Coenzyme Q10 (CoQ) is a powerful antioxidant with neuroprotective characteristics; nevertheless, its clinical use is constrained by inadequate solubility, diminished bioavailability, and limited blood-brain barrier (BBB) penetration. Solid lipid nanoparticles (SLNs) offer a promising approach to improve the biopharmaceutical characteristics and targeted delivery of CoQ to the brain. This study focuses on the strategic formulation and optimization of SLN-CoQ to improve solubility, oral absorption, and BBB permeability. The SLNs with drug loading of 2.5% (w/w) were prepared using a solvent injection technique and physicochemically characterized employing encapsulation efficiency, drug loading, particle size, zeta potential, surface morphology, crystallinity, in vitro drug release behavior, and mucus penetrating behavior. Pharmacokinetic studies were conducted in rats (100 mg-CoQ/kg, p.o.) after oral administration to elucidate the possible enhancement in the oral absorption of CoQ. The SLN-CoQ (F2) exhibited favorable physicochemical characteristics, including optimal particle size (91.6 ± 8.2 nm), zeta potential (-41.7 ± 1.03 mV), high encapsulation efficiency (85.2 ± 5.0), distinct surface morphology, reduced crystallinity, enhanced drug release, and better mucus penetration than crystalline CoQ. In the dissolution test, SLN-CoQ demonstrated a significant enhancement in the dissolution profile of CoQ as exhibited by an 83.6-fold higher dissolved amount of CoQ in 120 min in water in the F2 formulation ratio. Moreover, in the artificial mucus test, a 42-fold increase in mucus permeation was observed for the F2 formulation compared to the crystalline drug. Orally administered CoQ exhibited a higher systemic exposure of CoQ (3.6-fold higher) in SLLN-CoQ compared to crystalline CoQ, with prolonged circulation time and improved tissue distribution (3-fold higher) in rats. The findings suggest that SLN-CoQ offers a feasible nanotechnological method for enhanced drug transport to the brain, potentially aiding therapeutic approaches for neurodegenerative diseases, including Parkinson's and Alzheimer's.

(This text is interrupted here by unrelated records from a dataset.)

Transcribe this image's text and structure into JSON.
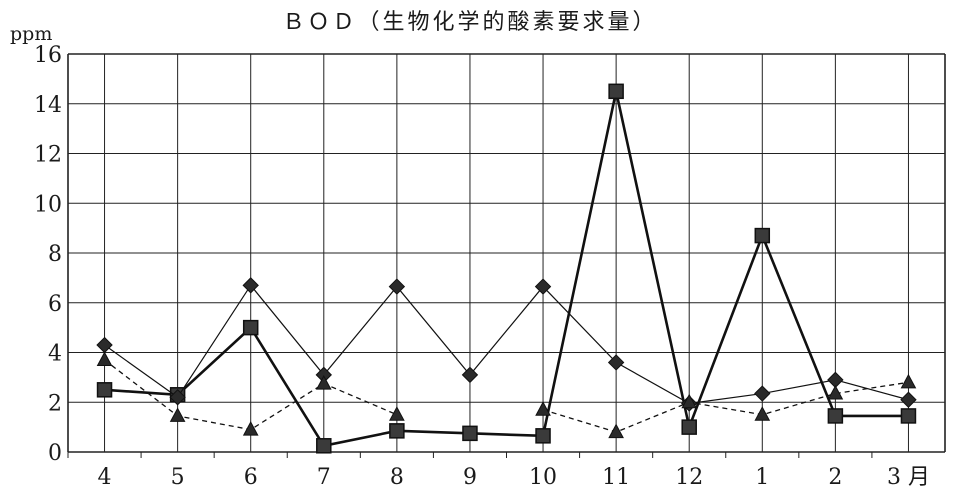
{
  "chart_data": {
    "type": "line",
    "title": "ＢＯＤ（生物化学的酸素要求量）",
    "ylabel": "ppm",
    "xlabel": "",
    "x_unit_suffix": "月",
    "categories": [
      "4",
      "5",
      "6",
      "7",
      "8",
      "9",
      "10",
      "11",
      "12",
      "1",
      "2",
      "3"
    ],
    "ylim": [
      0,
      16
    ],
    "yticks": [
      0,
      2,
      4,
      6,
      8,
      10,
      12,
      14,
      16
    ],
    "grid": true,
    "legend": "none",
    "series": [
      {
        "marker": "square",
        "line_style": "solid-thick",
        "values": [
          2.5,
          2.3,
          5.0,
          0.25,
          0.85,
          0.75,
          0.65,
          14.5,
          1.0,
          8.7,
          1.45,
          1.45
        ]
      },
      {
        "marker": "diamond",
        "line_style": "solid-thin",
        "values": [
          4.3,
          2.2,
          6.7,
          3.1,
          6.65,
          3.1,
          6.65,
          3.6,
          1.95,
          2.35,
          2.9,
          2.1
        ]
      },
      {
        "marker": "triangle",
        "line_style": "dashed",
        "values": [
          3.7,
          1.45,
          0.9,
          2.75,
          1.5,
          null,
          1.7,
          0.8,
          2.0,
          1.5,
          2.35,
          2.8
        ]
      }
    ]
  }
}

辅酶Q10(CoQ)是一种具有神经保护特性的强大抗氧化剂;然而,其临床应用受到溶解度不足、生物利用度降低和血脑屏障(BBB)穿透有限的限制。固体脂质纳米粒(SLNs)为改善CoQ的生物药剂学特性和向脑内的靶向递送提供了一种有前景的方法。本研究聚焦于SLN-CoQ的策略性制剂开发和优化,以提高其溶解度、口服吸收和血脑屏障通透性。采用溶剂注入技术制备了载药量为2.5%(w/w)的SLNs,并通过包封率、载药量、粒径、zeta电位、表面形态、结晶度、体外药物释放行为和黏液穿透行为对其进行了物理化学表征。口服给药后在大鼠中进行药代动力学研究(100mg-CoQ/kg,口服),以阐明CoQ口服吸收可能的增强情况。SLN-CoQ(F2)表现出良好的物理化学特性,包括最佳粒径(91.6±8.2nm)、zeta电位(-41.7±1.03mV)、高包封率(85.2±5.0)、独特的表面形态、降低的结晶度、增强的药物释放以及比结晶CoQ更好的黏液穿透性。在溶出试验中,SLN-CoQ显示出CoQ溶出曲线的显著增强,如在F2制剂比例下,120分钟内在水中CoQ的溶解量高出83.6倍。此外,在人工黏液试验中,与结晶药物相比,F2制剂的黏液渗透增加了42倍。口服给药的CoQ在SLLN-CoQ中显示出比结晶CoQ更高的全身暴露量(高3.6倍),在大鼠中循环时间延长且组织分布改善(高3倍)。这些发现表明,SLN-CoQ为增强药物向脑内的转运提供了一种可行的纳米技术方法,可能有助于包括帕金森病和阿尔茨海默病在内的神经退行性疾病的治疗方法。